OK, it is difficult to spot the exact timing of that first step forward by the goalkeeper. Which makes this an ideal situation for consulting replays. No special cameras or equipment is necessary. All the fourth official has to do is look at the television. This is also not a “real time” situation, an important consideration, for Blatter in the past has used that argument to condemn replays. As soon as the shootout kicker scores or fails, the action is over.
There follows a non-action pause before the next kick -- a pause offering bags of time for an assessment of the previous kick and for instructions, if necessary, for a retake to be conveyed to the referee.
The shootout is a highly unsatisfactory method of deciding games anyway. If the referees and their assistants entrusted to making it work fail to do so, it becomes an ever bigger farce. One wonders what sort of instructions they may have been given about these situations.

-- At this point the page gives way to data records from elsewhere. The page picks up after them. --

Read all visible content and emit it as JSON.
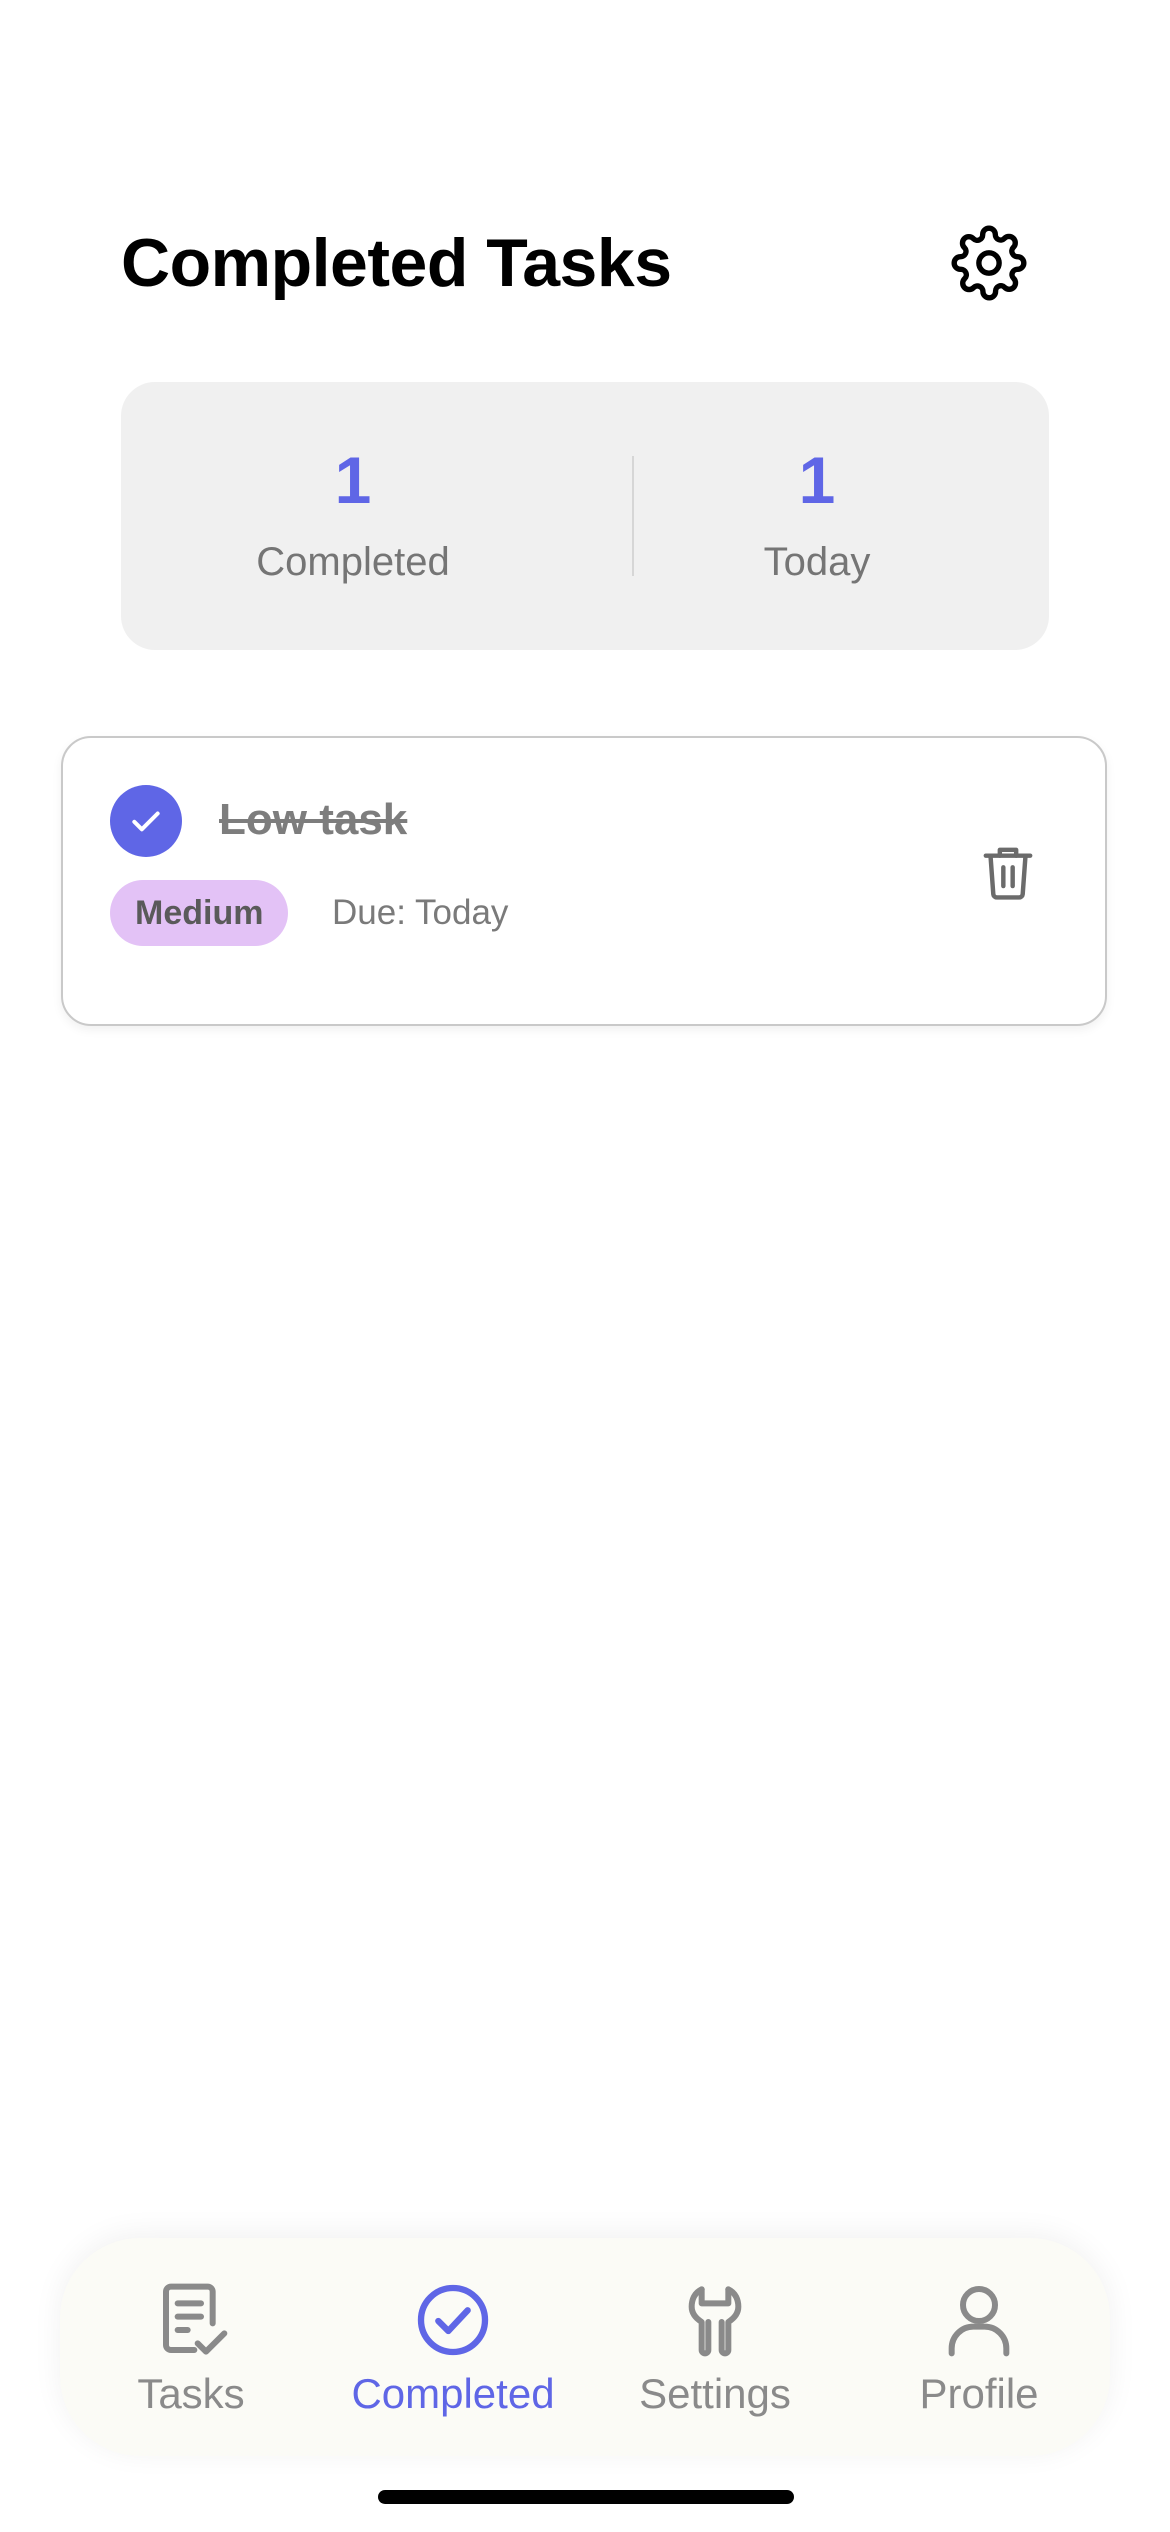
{
  "header": {
    "title": "Completed Tasks",
    "settings_icon": "gear-icon"
  },
  "stats": [
    {
      "value": "1",
      "label": "Completed"
    },
    {
      "value": "1",
      "label": "Today"
    }
  ],
  "tasks": [
    {
      "title": "Low task",
      "completed": true,
      "priority": "Medium",
      "due": "Due: Today",
      "delete_icon": "trash-icon"
    }
  ],
  "tab_bar": {
    "tabs": [
      {
        "label": "Tasks",
        "icon": "tasks-icon",
        "active": false
      },
      {
        "label": "Completed",
        "icon": "check-circle-icon",
        "active": true
      },
      {
        "label": "Settings",
        "icon": "wrench-icon",
        "active": false
      },
      {
        "label": "Profile",
        "icon": "person-icon",
        "active": false
      }
    ]
  },
  "colors": {
    "accent": "#5F66E6",
    "priority_badge": "#E3C2F6",
    "stats_background": "#F0F0F0",
    "tab_bar_background": "#FBFBF6"
  }
}
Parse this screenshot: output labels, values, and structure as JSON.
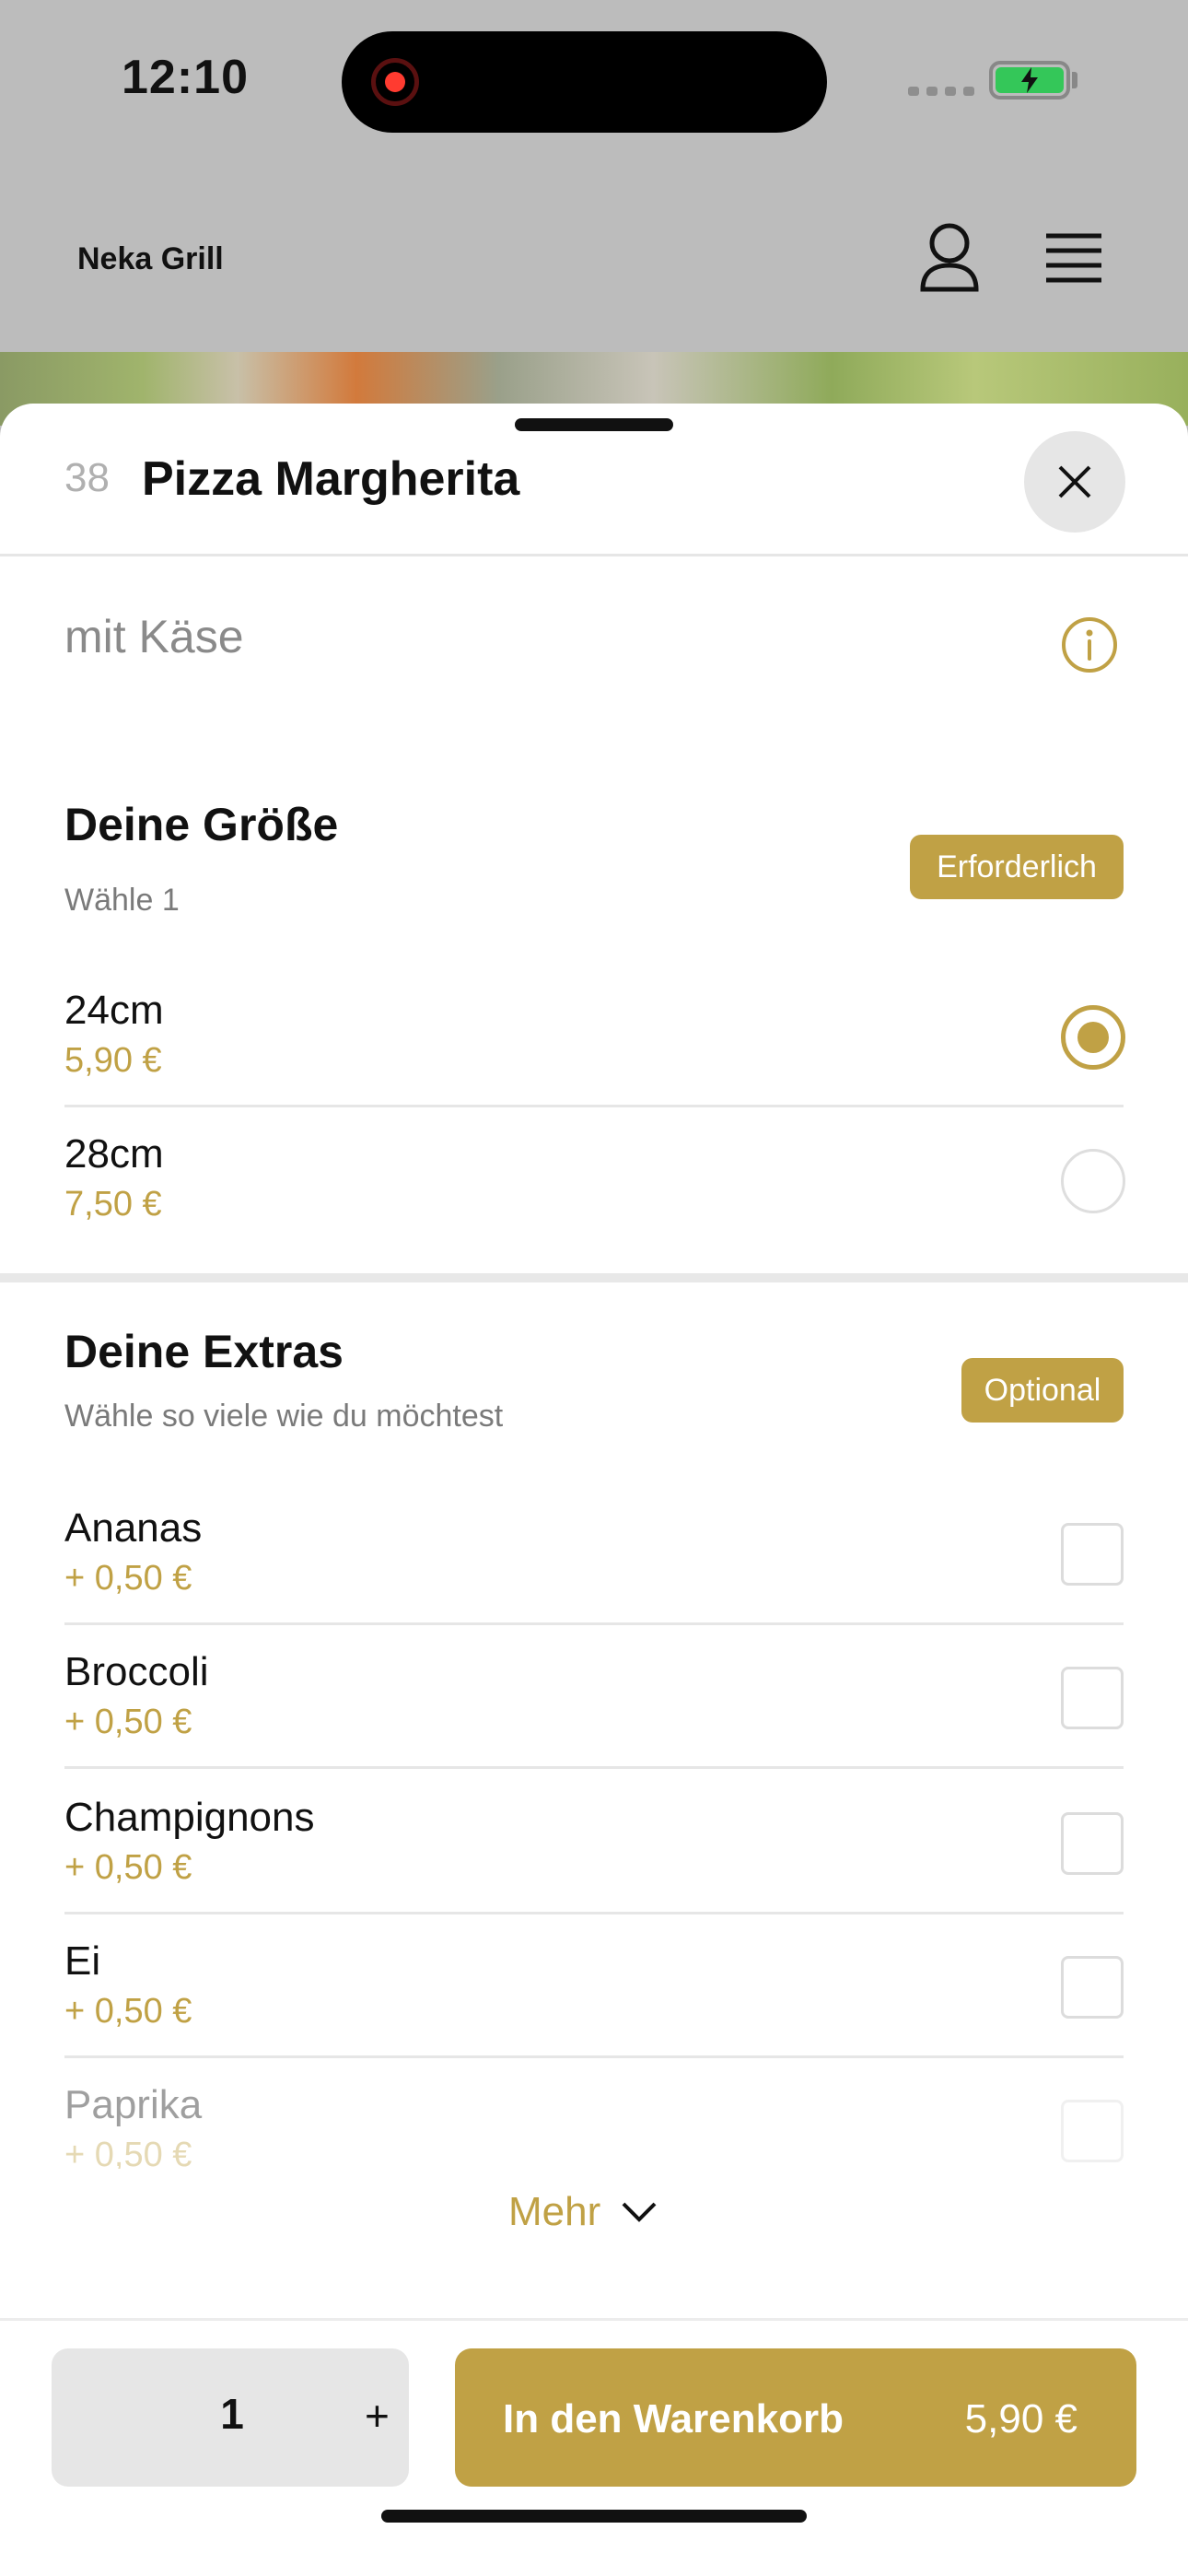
{
  "status_bar": {
    "time": "12:10"
  },
  "app_header": {
    "brand": "Neka Grill"
  },
  "item": {
    "number": "38",
    "title": "Pizza Margherita",
    "description": "mit Käse"
  },
  "sections": [
    {
      "title": "Deine Größe",
      "subtitle": "Wähle 1",
      "badge": "Erforderlich",
      "options": [
        {
          "name": "24cm",
          "price": "5,90 €",
          "selected": true
        },
        {
          "name": "28cm",
          "price": "7,50 €",
          "selected": false
        }
      ]
    },
    {
      "title": "Deine Extras",
      "subtitle": "Wähle so viele wie du möchtest",
      "badge": "Optional",
      "options": [
        {
          "name": "Ananas",
          "price": "+ 0,50 €",
          "checked": false
        },
        {
          "name": "Broccoli",
          "price": "+ 0,50 €",
          "checked": false
        },
        {
          "name": "Champignons",
          "price": "+ 0,50 €",
          "checked": false
        },
        {
          "name": "Ei",
          "price": "+ 0,50 €",
          "checked": false
        },
        {
          "name": "Paprika",
          "price": "+ 0,50 €",
          "checked": false
        }
      ]
    }
  ],
  "more_label": "Mehr",
  "footer": {
    "quantity": "1",
    "plus": "+",
    "cart_label": "In den Warenkorb",
    "cart_price": "5,90 €"
  },
  "colors": {
    "accent": "#c0a145",
    "overlay": "#bcbcbc",
    "battery": "#34c759",
    "record": "#ff3b30"
  }
}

Certainly some advice must have been given, because getting the shootout scores wrong is every bit as damaging as failing to get over-the-line calls correct. Maybe more so, given that shootouts always directly affect the outcome of a game. It is even possible, I suppose, that the officials are told not to flag until after a goal has either been scored or saved. This would be highly risky, involving an implication that the official can tailor his call according to what has already happened.
What I have described above indicates that we are in danger of getting another scandalous miscall. This time there is no excuse. FIFA, right at this moment, is sensitive, probably hypersensitive, to the issue.
I can think of no reason -- other than sheer obduracy -- for not using replays in this situation. I’d go as far as to say that the shootout, synthetic contraption that it is, seems almost designed to accommodate replays.
But sheer stubbornness is not easy to shift. It has been noticeable that Blatter’s denials of technology have been making less and less sense. Just six months ago, Blatter, in effect, tried to silence everyone who wanted to discuss the matter with an absurd appeal to the press: “Please do not insist on this theme.”
Whatever happened, it seemed Blatter and FIFA would not listen. Said FIFA general secretary Jerome Valcke: “The door is closed.” This had the sound of desperation. At a time when the world was getting used to the greatest free flow of information in its history, FIFA decided to buck the trend. Except that it isn’t a trend, it’s a fact.
The facts have evidently caught up with Blatter. Shamed by yet another wrong over-the-line call, Blatter now talks of “reopening the file” on technology.
But all of that refers to over-the-line incidents during “real-time.” The shootout, not part of the “real time” of a game, presents a different situation. One that FIFA could so easily embrace to avoid the looming possibility that another country will exit the World Cup feeling -- or knowing -- that it has been screwed.